Sunday, March 21, 2010
You’re very unsatisfactory, scram.
Only saw six movies in two weeks. Poor.
Dorian Gray (Oliver Parker, 2009)
Curious little adaptation of Oscar Wilde’s world-known novel. The acting from Ben Barnes was ok, Colin Firth was amazing as ever and I was absolutely beguiled by Ben Ben Chaplin’s depiction of Basil Hallward, but Rachel Hurd-Wood was turdtacular. Dorian Gray’s downfall was interesting and bizarre at the same time, and the way the painting of him deteriorated over time was genuinely creepy. The rest of the film itself was pretty unspectacular.
Bright Star (Jane Campion, 2009)
I expected to loathe this film, as Luke and I saw the trailer to it many, many times, and lol’d each time. However, I ended up loving it. I just adored how unashamedly old-fashioned and uncool the film was, as well as the sheer love and depth of emotion on display. Ben Wishaw and Abbie Cornish made a terrific couple and their interactions were beautiful. The entire film built up to one, solitary kiss (aye, there are no bunging scenes at all in this love story), and the kissing, when they came, were so moving and powerful. The ending, as you’ll know, was heartbreak, but I got a bizarre sort of relief from the sadness and woe. Gorgeous movie, inside and out.

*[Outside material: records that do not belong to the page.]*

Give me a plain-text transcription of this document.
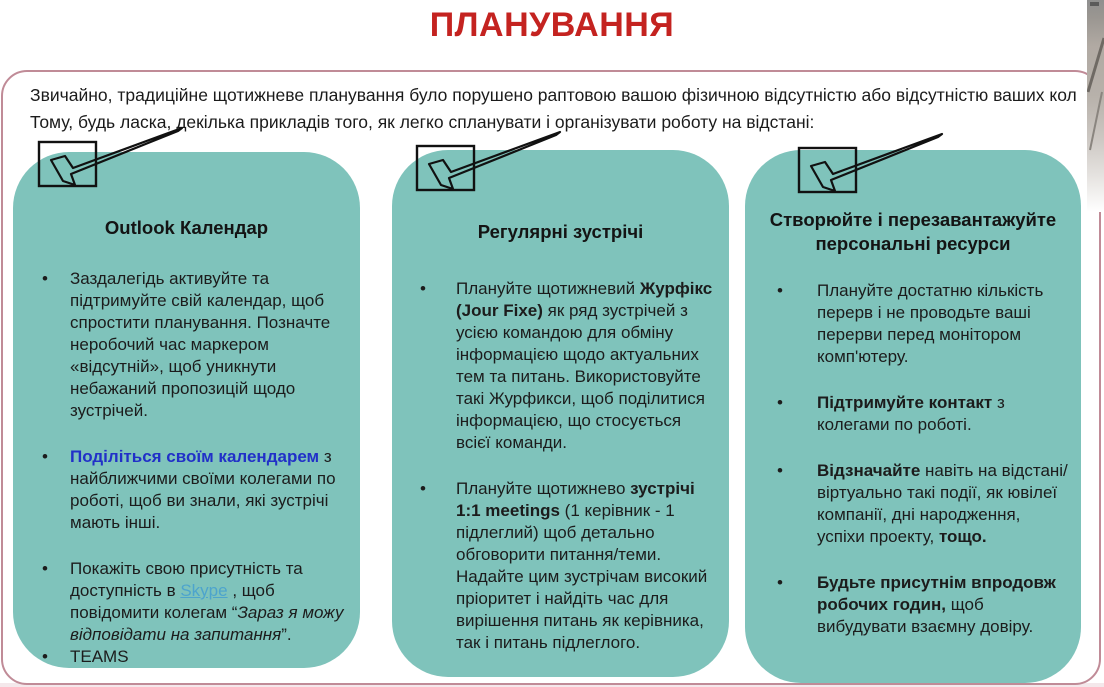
ПЛАНУВАННЯ
Звичайно, традиційне щотижневе планування було порушено раптовою вашою фізичною відсутністю або відсутністю ваших кол
Тому, будь ласка, декілька прикладів того, як легко спланувати і організувати роботу на відстані:
Outlook Календар
• Заздалегідь активуйте та підтримуйте свій календар, щоб спростити планування. Позначте неробочий час маркером «відсутній», щоб уникнути небажаний пропозицій щодо зустрічей.
• Поділіться своїм календарем з найближчими своїми колегами по роботі, щоб ви знали, які зустрічі мають інші.
• Покажіть свою присутність та доступність в Skype , щоб повідомити колегам “Зараз я можу відповідати на запитання”.
• TEAMS
Регулярні зустрічі
• Плануйте щотижневий Журфікс (Jour Fixe) як ряд зустрічей з усією командою для обміну інформацією щодо актуальних тем та питань. Використовуйте такі Журфикси, щоб поділитися інформацією, що стосується всієї команди.
• Плануйте щотижнево зустрічі 1:1 meetings (1 керівник - 1 підлеглий) щоб детально обговорити питання/теми. Надайте цим зустрічам високий пріоритет і найдіть час для вирішення питань як керівника, так і питань підлеглого.
Створюйте і перезавантажуйте персональні ресурси
• Плануйте достатню кількість перерв і не проводьте ваші перерви перед монітором комп'ютеру.
• Підтримуйте контакт з колегами по роботі.
• Відзначайте навіть на відстані/ віртуально такі події, як ювілеї компанії, дні народження, успіхи проекту, тощо.
• Будьте присутнім впродовж робочих годин, щоб вибудувати взаємну довіру.
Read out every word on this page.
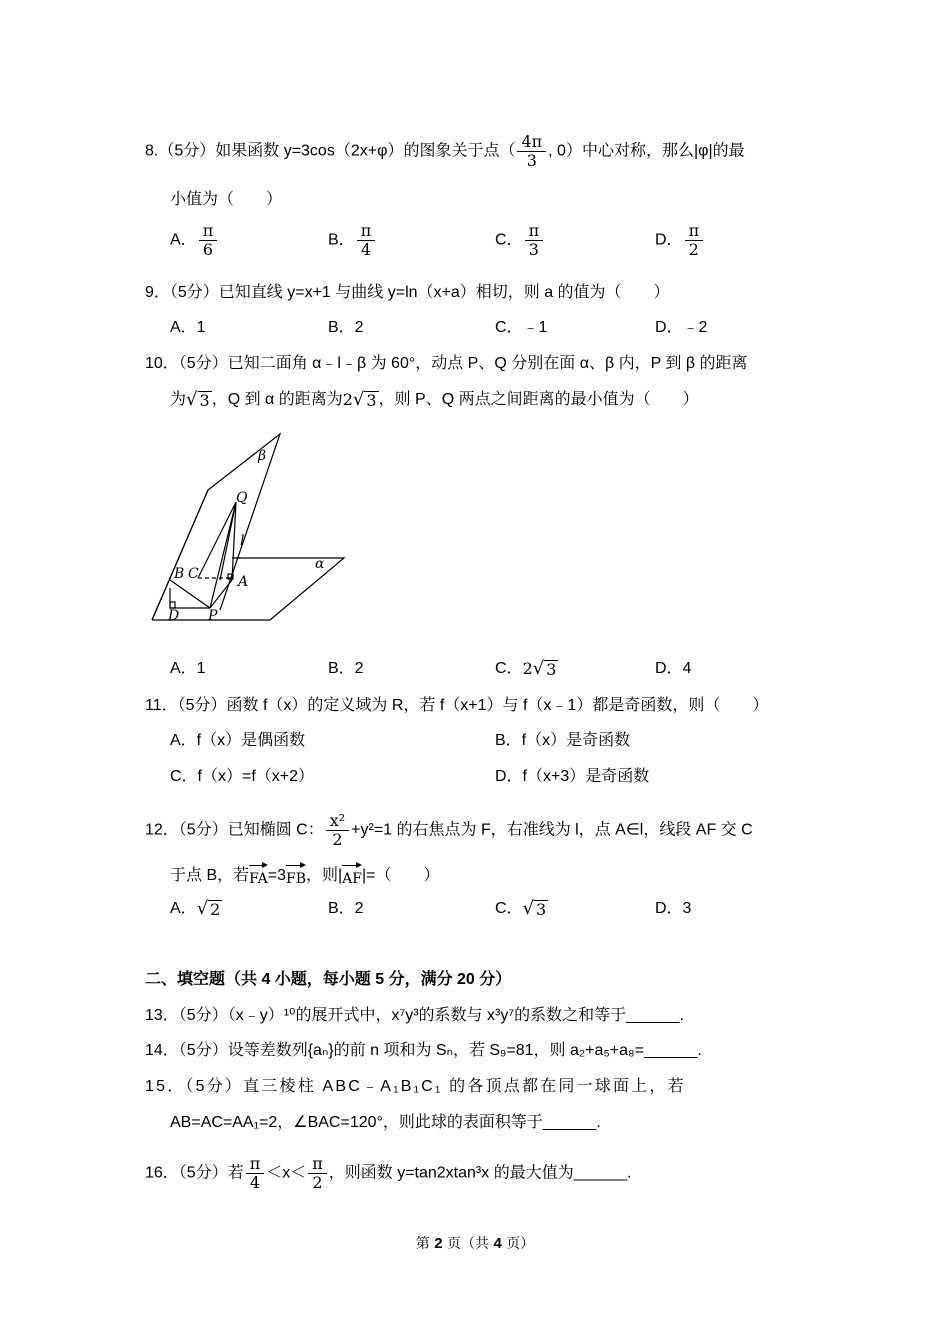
8.（5分）如果函数 y=3cos（2x+φ）的图象关于点（ $\frac{4\pi}{3}$ , 0）中心对称，那么|φ|的最
小值为（　　）
A． $\frac{\pi}{6}$	B． $\frac{\pi}{4}$	C． $\frac{\pi}{3}$	D． $\frac{\pi}{2}$
9．（5分）已知直线 y=x+1 与曲线 y=ln（x+a）相切，则 a 的值为（　　）
A．1	B．2	C．﹣1	D．﹣2
10．（5分）已知二面角 α﹣l﹣β 为 60°，动点 P、Q 分别在面 α、β 内，P 到 β 的距离
为 √ 3 ，Q 到 α 的距离为 2 √ 3 ，则 P、Q 两点之间距离的最小值为（　　）
β
α
Q
l
B C	A
D P
A．1	B．2	C． 2 √ 3	D．4
11．（5分）函数 f（x）的定义域为 R，若 f（x+1）与 f（x﹣1）都是奇函数，则（　　）
A．f（x）是偶函数	B．f（x）是奇函数
C．f（x）=f（x+2）	D．f（x+3）是奇函数
12．（5分）已知椭圆 C： $\frac{\text{x²}}{2} +y^2=1$ 的右焦点为 F，右准线为 l，点 A∈l，线段 AF 交 C
于点 B，若FA=3FB，则|AF|=（　　）
A． √ 2	B．2	C． √ 3	D．3
二、填空题（共 4 小题，每小题 5 分，满分 20 分）
13．（5分）（x﹣y）¹⁰的展开式中，x⁷y³的系数与 x³y⁷的系数之和等于______.
14．（5分）设等差数列{aₙ}的前 n 项和为 Sₙ，若 S₉=81，则 a₂+a₅+a₈=______.
15．（5分）直三棱柱 ABC﹣A₁B₁C₁ 的各顶点都在同一球面上，若
AB=AC=AA₁=2，∠BAC=120°，则此球的表面积等于______.
16．（5分）若 $\frac{\pi}{4} <x< \frac{\pi}{2}$ ，则函数 y=tan2xtan³x 的最大值为______.
第 2 页（共 4 页）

Inglourious Basterds (Quentin Tarantino, 2009)
LOVE THIS FILM
Hairspray (Adam Shankman, 2007)
Aww! One of the sweetest, loveliest, most enjoyable films I’ve seen in my life. Nikki Blonksy is terrific fun in the lead, and I loved so many of the songs: The Legend of Baltimore Crabs, I Can Hear the Bells, Good Morning Baltimore, Mama I’m a Big Girl Now, and more. The supporting cast were all wonderfully charming: Amanda Bynes, adorably dappy, Queen Latifah oozed wisdom, Michelle Pfieffer made a delicious bitch and John Travolta was loltacular. Also, I feel so dirty saying this considering the amount I’ve slagged him off in the past, but, I’m starting to accept my crush on Zac Efron. He can be rather awesome sometimes, and in Hairspray, he was. Anyway, so much fun, and I loved all the messages it promoted: equality, the power of friendship, and it’s what on the inside that counts.
The Last Seduction (John Dahl, 1994)
Famous for that scene against a fence, Linda Fiorentino is half-fierce, half completely psychotic as Bridget, a modern day femme fatale. The background music was so Sex and the City-esque, which gave mixed messages about the genre about the movie, but, not putting it into boxes, I totally enjoyed it .The plotting was intelligent and appropriately cruel and there were plenty of moments of black comedy.